According to the appellant, these injuries were caused to him by the deceased. It is most unlikely that those could have been so caused. On the other hand, we agree with the High Court that these injuries were most likely to have been self-inflicted. The trial court has relied heavily on these injuries in coming to the conclusion that the appellant has made good his plea of self-defence. Dr Kamal Nayan, when questioned about those Injuries, deposed that those injuries could not have been self-inflicted. We fail to see why those injuries could not have been self-inflicted. We agree with Dr Bhati that those injuries could have been either self-inflicted or caused by others. It is true that the injury No. 1 is a serious injury, and it is not likely that the appellant would have self-inflicted that injury merely to support his plea of self-defence. But that does not rule out the possibility of an attempt on the part of the appellant to commit suicide after killing his wife. That was exactly the suggestion made on behalf of the prosecution. Even if we leave aside the oral evidence, the proved circumstances, in our opinion, are wholly incompatible with the plea taken by the accused.
11. The High Court has carefully analysed the evidence on record and has come to the conclusion that the prosecution case is fully made out and that the appellant has failed to establish his plea of self-defence. The trial court approach to the evidence is wholly wrong. It has neither analysed the evidence on record nor correctly formulated the questions arising for decision. By giving undue attention to irrelevant details, it lost sight of the overall picture. It failed to note that the only question that fell for decision in this case is whether the appellant has satisfactorily established his plea of self-defence. Considerable inadmissible evidence has been allowed to be adduced. Many of the theories evolved by the learned Trial Judge are based on inadmissible evidence. The trial Judge was under an erroneous impression that statement made by an accused person to the investigating officer at the time of the investigation of the case was admissible in evidence.

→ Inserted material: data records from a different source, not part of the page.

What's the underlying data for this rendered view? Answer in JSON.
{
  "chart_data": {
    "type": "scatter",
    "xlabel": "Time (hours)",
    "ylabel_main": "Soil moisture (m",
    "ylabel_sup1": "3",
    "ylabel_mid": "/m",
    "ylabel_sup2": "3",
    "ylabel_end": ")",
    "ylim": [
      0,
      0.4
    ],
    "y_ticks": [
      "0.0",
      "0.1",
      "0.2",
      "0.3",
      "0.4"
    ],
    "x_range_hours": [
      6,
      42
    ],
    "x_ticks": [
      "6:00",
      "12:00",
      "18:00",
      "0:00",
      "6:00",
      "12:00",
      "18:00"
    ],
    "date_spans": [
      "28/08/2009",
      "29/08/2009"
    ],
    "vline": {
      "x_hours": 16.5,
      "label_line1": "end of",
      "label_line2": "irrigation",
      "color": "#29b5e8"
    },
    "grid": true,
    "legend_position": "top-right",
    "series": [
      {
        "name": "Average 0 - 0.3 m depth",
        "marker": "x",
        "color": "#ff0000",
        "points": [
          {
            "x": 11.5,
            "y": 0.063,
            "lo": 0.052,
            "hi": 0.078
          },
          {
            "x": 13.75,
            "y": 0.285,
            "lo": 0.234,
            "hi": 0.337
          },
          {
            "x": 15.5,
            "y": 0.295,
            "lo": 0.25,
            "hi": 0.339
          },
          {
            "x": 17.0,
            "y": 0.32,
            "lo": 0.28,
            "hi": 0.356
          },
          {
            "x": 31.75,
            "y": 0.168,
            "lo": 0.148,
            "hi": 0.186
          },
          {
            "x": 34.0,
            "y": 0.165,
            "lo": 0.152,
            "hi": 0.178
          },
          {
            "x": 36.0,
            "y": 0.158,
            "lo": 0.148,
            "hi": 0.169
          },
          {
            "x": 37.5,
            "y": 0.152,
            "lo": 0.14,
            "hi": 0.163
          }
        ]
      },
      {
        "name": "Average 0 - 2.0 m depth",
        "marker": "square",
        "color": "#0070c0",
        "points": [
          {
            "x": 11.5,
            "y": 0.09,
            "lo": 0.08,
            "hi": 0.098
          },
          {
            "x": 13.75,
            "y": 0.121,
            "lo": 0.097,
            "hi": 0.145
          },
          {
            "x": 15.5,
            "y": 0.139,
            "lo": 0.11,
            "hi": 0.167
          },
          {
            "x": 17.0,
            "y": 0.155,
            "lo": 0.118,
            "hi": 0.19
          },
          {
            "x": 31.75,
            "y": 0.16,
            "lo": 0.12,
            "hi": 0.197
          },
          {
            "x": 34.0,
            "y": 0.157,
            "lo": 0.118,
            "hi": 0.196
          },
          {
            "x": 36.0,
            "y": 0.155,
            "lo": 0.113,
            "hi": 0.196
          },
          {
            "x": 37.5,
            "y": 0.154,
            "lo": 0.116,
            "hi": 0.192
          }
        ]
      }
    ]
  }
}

He obviously overlooked the fact that it was hit by Section 162 CrPC. He took hold of the statement of the deceased made to her mother, referred to earlier, not knowing that it is inadmissible in evidence. It is not one of those statements saved by Section 32 of the Evidence Act. On the whole, we are of the opinion that the learned Trial Judge perfunctorily examined the evidence on record and came to erroneous conclusions. We are in agreement with the High Court that the evidence of the father of the deceased as well as of the Sarpanch is acceptable. The reasons given by the learned Trial Judge for rejecting their testimony are wholly unsatisfactory. That evidence shows that the appellant had told them that he had killed his wife, and at that time he made no suggestion of any self-defence.
12. For the reasons mentioned above, this appeal fails and is dismissed.